State held by Symphony on behalf of extensions — key-value bucket content and streams — is replicated across the cluster. In a cluster of 3 or more nodes, this state survives the loss of any individual node, because writes are committed to a majority (2 of 3) before they are acknowledged and the surviving majority can continue to serve and accept writes while the failed node is recovering.
In a standalone deployment (a single node, no cluster routes) the same buckets are created at replication factor 1 because there are no peers to replicate to.
To list every replicated stream on a node and see its current replica count at a glance:
nats stream ls --json | jq '.[] | {
name:.config.name,
replicas:.config.num_replicas,
leader:.cluster.leader,
peers:.cluster.replicas
}'
The following is not replicated and is local to each node:
| Data | Notes |
|---|---|
symphony.config | Must be manually copied and maintained |
nats.config | Must be manually configured per node |
| Log files | Each node writes its own logs |
| CDN cache | In-memory per node; rebuilt automatically from CDN on cache miss. Only populated when dependency resolution mode is Proxy or Mixed. |
| Extension bundles | Stored in JetStream object storage and replicated across the cluster like other JetStream data. Active version pointer is replicated via the bundle manifest KV. |
| Extension processes | Extensions connect to any node and automatically fail over to remaining nodes if their initial node becomes unavailable |
Removing a Node
To remove a node from the cluster:
- Stop the Symphony instance on the node being removed.
- Remove the node's route entry from the
nats.configon all remaining nodes. - Restart the remaining instances to apply the route changes (or send a reload signal).
The cluster will continue operating with the remaining nodes. Symphony will re-replicate any data that was held on the removed node.
Troubleshooting
- Cluster not forming—verify that the cluster routing ports are
reachable between all nodes. Check firewall rules and security groups.
The
cluster.namemust be identical on all nodes. - "JetStream system temporarily unavailable" or "context deadline exceeded" at startup—this means the data store has not yet reached quorum. Ensure that a majority of nodes are running and can reach each other on the cluster routing ports. The node will retry automatically; once quorum is established the errors will stop. If the errors persist, check that all nodes have completed initial configuration (a node still showing the setup wizard does not participate in quorum).

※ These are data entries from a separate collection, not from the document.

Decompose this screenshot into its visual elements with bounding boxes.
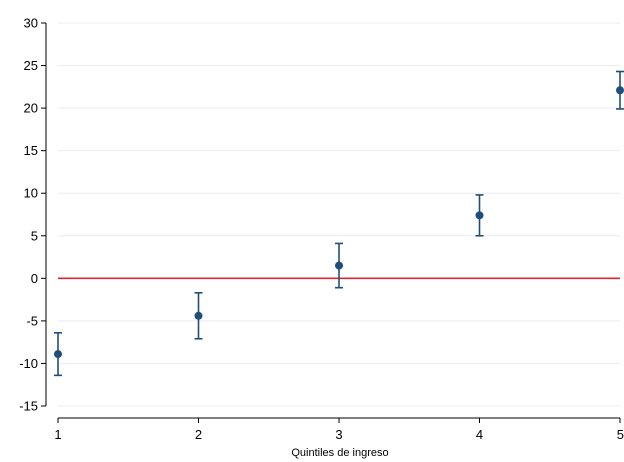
y-tick-label: 0 [31,271,38,286]
y-tick-label: -15 [19,399,38,414]
data-point [616,86,624,95]
x-tick-label: 3 [335,427,342,442]
y-tick-label: 10 [24,186,38,201]
y-tick-label: -10 [19,356,38,371]
x-tick-label: 2 [195,427,202,442]
data-point [335,261,343,270]
x-tick-label: 4 [476,427,483,442]
data-point [194,311,203,320]
x-axis-title: Quintiles de ingreso [291,447,388,459]
y-tick-label: 20 [24,101,38,116]
axes: -15 -10 -5 0 5 10 15 20 25 30 1 2 3 4 5 [19,16,624,443]
data-point [475,211,484,220]
y-tick-label: 15 [24,143,38,158]
data-point [54,350,62,359]
x-tick-label: 1 [54,427,61,442]
data-series [54,70,624,377]
y-tick-label: -5 [26,313,38,328]
y-tick-label: 30 [24,16,38,31]
y-tick-label: 25 [24,58,38,73]
x-tick-label: 5 [617,427,624,442]
grid-lines [58,22,620,407]
y-tick-label: 5 [31,228,38,243]
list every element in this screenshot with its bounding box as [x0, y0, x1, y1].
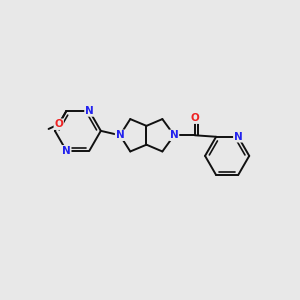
Text: N: N	[116, 130, 124, 140]
Text: N: N	[62, 146, 71, 156]
Text: O: O	[54, 119, 63, 129]
Text: N: N	[234, 132, 243, 142]
Text: O: O	[190, 113, 199, 123]
Text: N: N	[170, 130, 178, 140]
Text: N: N	[85, 106, 94, 116]
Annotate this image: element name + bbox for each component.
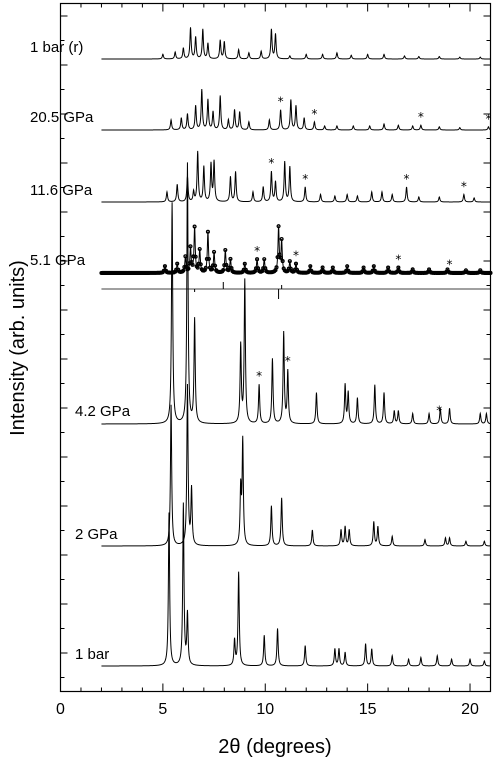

- Split brain / data inconsistency—ensure all nodes share the
same operator JWT, system account, and Symphony account JWTs. If
each node ran the setup wizard independently, they will have
different cryptographic identities and cannot replicate state. The
fix is to copy
symphony.configandnats.configfrom a single primary node to all others (adjusting only per-node networking and theclusterblock). Compare theoperator,system_account, andresolver_preloadvalues innats.configacross nodes—they must be identical. - Node won't rejoin after restart—check the NATS log for
connection errors. Verify that the node's
server_nameis unique and that its routes point to the correct hostnames and ports. - Stale data after failover—the account resolver synchronisation
interval (default 2 minutes) means recently created accounts or
registrations may not be immediately available on all nodes. Reduce
the
intervalvalue in theresolverblock if faster convergence is required. - Replication warnings—if the log shows replication errors,
ensure that
jetstreamis enabled innats.configon all nodes and that each node has sufficient storage configured (max_memandmax_filein thejetstreamblock). jetstream not enabled for account(err_code 10039)—the local node's account resolver has not yet received the affected user's account JWT (the one that grants the JetStream limits). This is usually transient and resolves as the resolver propagates; the operation will succeed on retry. Check thataccounts/<account-pubkey>.jwtexists and has the same size on every node, and consider reducing the resolverintervalinnats.configif propagation is slow.failed to create KV … context deadline exceeded—a JetStream create operation timed out waiting for a quorum to form. On a fresh cluster, verify every node reports its peers vianats server info. If peers are connected but creation still fails, the affected stream's source buckets may not yet be available on this node; retrying after the cluster fully converges typically succeeds. Symphony automatically retries transient errors during startup.- Missing subdirectories under
storage/jetstream/<account>/streams/— a bucket is present on some nodes but not others. At R=3 every node should hold a copy. First check the bucket's current replica count:nats stream info KV_<bucket>. If it reportsReplicas: 1, the bucket was created before Symphony switched to R=3 in this cluster; it will scale up automatically on the next Symphony startup or when the owning account next triggers bucket creation. To force an immediate scale-up:nats stream update KV_<bucket> --replicas=3. If the count is already 3 but a node is missing its copy, the node was out of the cluster at creation time and JetStream will restore it during the next leader sync (usually within a few seconds of the node rejoining).